Even Cunnoch had learned to listen when Agnomon spoke. The older knight’s brooding gaze turned back to Darath again. “And what will our new King do?”

There was no answer, only a bitter sigh as the three faces round the table turned toward him without hope.

“He was a stag horned with seven points,

He was a flood in winter,

A river with seven lakes.

He was a hawk gliding above the cliff,

He was the battle glint on the enemy’s shield.

He was a shining wonder among men

and his passing is the grave of all our hopes . . .”

Gods of Darkness, would no man strangle the bard? Darath sank his teeth into a roasted thigh, tore off a sinewy mouthful of boar’s flesh, and vowed to find a new praise-singer before he died. No matter if it cost two fine horses, ten gold rings, twenty white mules, or fifty purple cloaks. The bard at his wake would do better than this maudlin lament, or he’d leave orders to slit the wailer’s windpipe and end his song.

He raised his goblet to his lips, but he’d lost his taste for the thick, sweet mead and its heathery tang. Across the hall, three pairs of eyes were upon him, and he could read their hostile questions without speech. Gripping his goblet, he swung down from the throne and crossed over toward Cunnoch and his friends with a few rangy strides.

“A toast to the King!” he cried.

His father or himself? Either way, he knew they could hardly refuse. Laughing inwardly, Darath settled himself next to Findra, facing down Cunnoch’s dark and impassive stare. Next to him the gaunt youth Agnomon stared and twitched as if he had seen a ghost. No time to waste, it seemed.

Far out at sea, the funeral ship sailed away in a ball of fire down the silver pathway of the moon. Darath gestured toward the sword at Cunnoch’s side.

“You knew many great days with my father,” he said. “Days of fire and blood. They will come again.”

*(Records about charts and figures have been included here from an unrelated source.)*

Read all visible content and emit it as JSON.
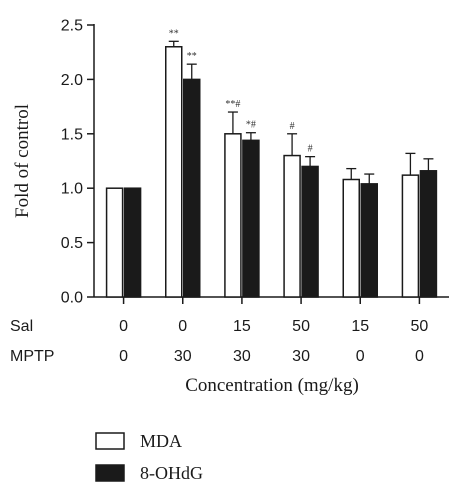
{
  "chart_data": {
    "type": "bar",
    "ylabel": "Fold of control",
    "xlabel": "Concentration (mg/kg)",
    "ylim": [
      0,
      2.5
    ],
    "yticks": [
      "0.0",
      "0.5",
      "1.0",
      "1.5",
      "2.0",
      "2.5"
    ],
    "row_labels": [
      {
        "name": "Sal",
        "values": [
          "0",
          "0",
          "15",
          "50",
          "15",
          "50"
        ]
      },
      {
        "name": "MPTP",
        "values": [
          "0",
          "30",
          "30",
          "30",
          "0",
          "0"
        ]
      }
    ],
    "series": [
      {
        "name": "MDA",
        "color": "#ffffff",
        "values": [
          1.0,
          2.3,
          1.5,
          1.3,
          1.08,
          1.12
        ],
        "errors": [
          0.0,
          0.05,
          0.2,
          0.2,
          0.1,
          0.2
        ],
        "annotations": [
          "",
          "**",
          "**#",
          "#",
          "",
          ""
        ]
      },
      {
        "name": "8-OHdG",
        "color": "#1a1a1a",
        "values": [
          1.0,
          2.0,
          1.44,
          1.2,
          1.04,
          1.16
        ],
        "errors": [
          0.0,
          0.14,
          0.07,
          0.09,
          0.09,
          0.11
        ],
        "annotations": [
          "",
          "**",
          "*#",
          "#",
          "",
          ""
        ]
      }
    ],
    "legend_position": "bottom-left",
    "grid": false
  }
}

Was that a sneer of disbelief on Cunnoch’s face? Darath pressed on. “Ireland is ours, if we want it. The Western Isle is ripe for our attack.”

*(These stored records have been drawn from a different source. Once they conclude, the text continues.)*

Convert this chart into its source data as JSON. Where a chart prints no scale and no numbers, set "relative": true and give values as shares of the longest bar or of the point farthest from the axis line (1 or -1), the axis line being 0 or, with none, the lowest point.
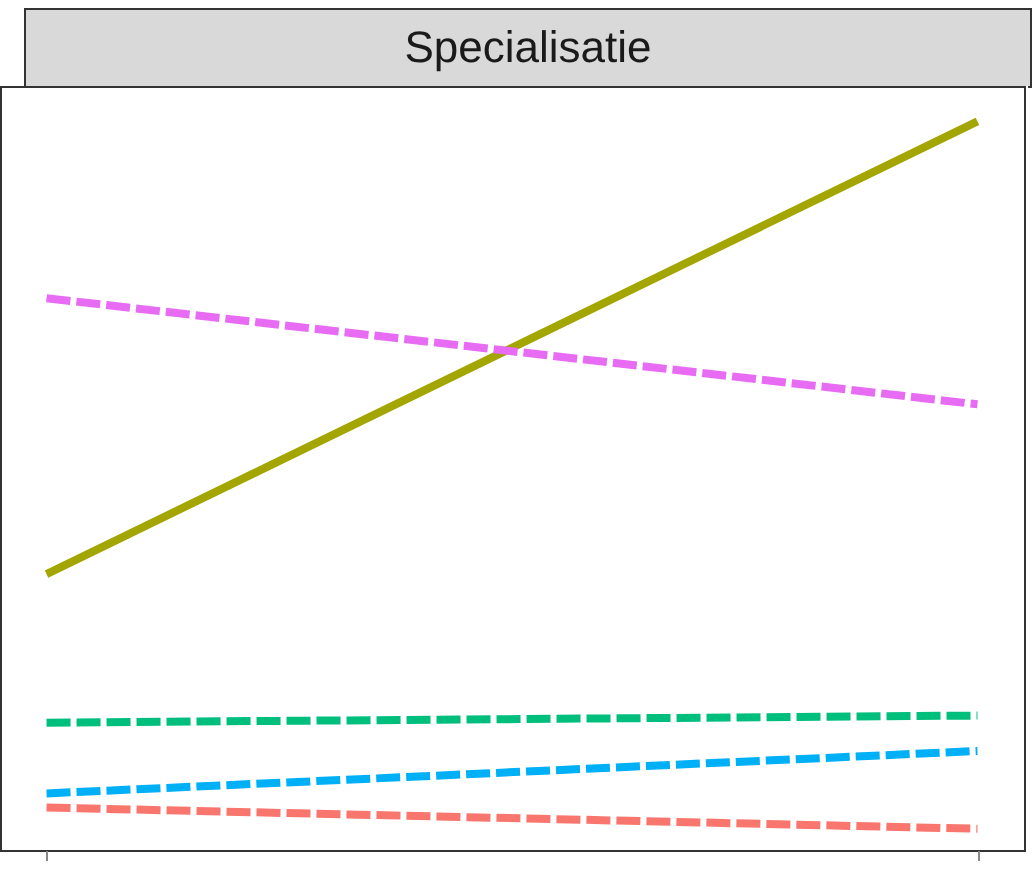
{
  "chart_data": {
    "type": "line",
    "title": "Specialisatie",
    "relative": true,
    "categories": [
      null,
      null
    ],
    "series": [
      {
        "color": "#a3a500",
        "line_style": "solid",
        "values": [
          0.36,
          1
        ]
      },
      {
        "color": "#e76bf3",
        "line_style": "dashed",
        "values": [
          0.75,
          0.6
        ]
      },
      {
        "color": "#00bf7d",
        "line_style": "dashed",
        "values": [
          0.15,
          0.16
        ]
      },
      {
        "color": "#00b0f6",
        "line_style": "dashed",
        "values": [
          0.05,
          0.11
        ]
      },
      {
        "color": "#f8766d",
        "line_style": "dashed",
        "values": [
          0.03,
          0
        ]
      }
    ]
  }
}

He was rewarded by Cunnoch’s open surprise. “Ireland?”

“Their Queen’s a beauty and cursed with a foolish husband, too. By force or courtship, I shall make her mine and bring all Ireland groaning beneath our heel.”

Cunnoch gasped. “And how will you do that?” he demanded. “Why should the Queen yield to you?”

Darath flashed his teeth with a raw animal pride. “She’s in want of a man,” he said simply. “Her land is ruled by Druids and old men, and her knights have not fought a battle for years.”

“But she must have a champion. As a queen, she must have her knight.”

“Sir Tristan of Lyonesse,” Darath confirmed. “But he was Cornwall’s champion before she arrived. He’s lost to her if the King needs him first.”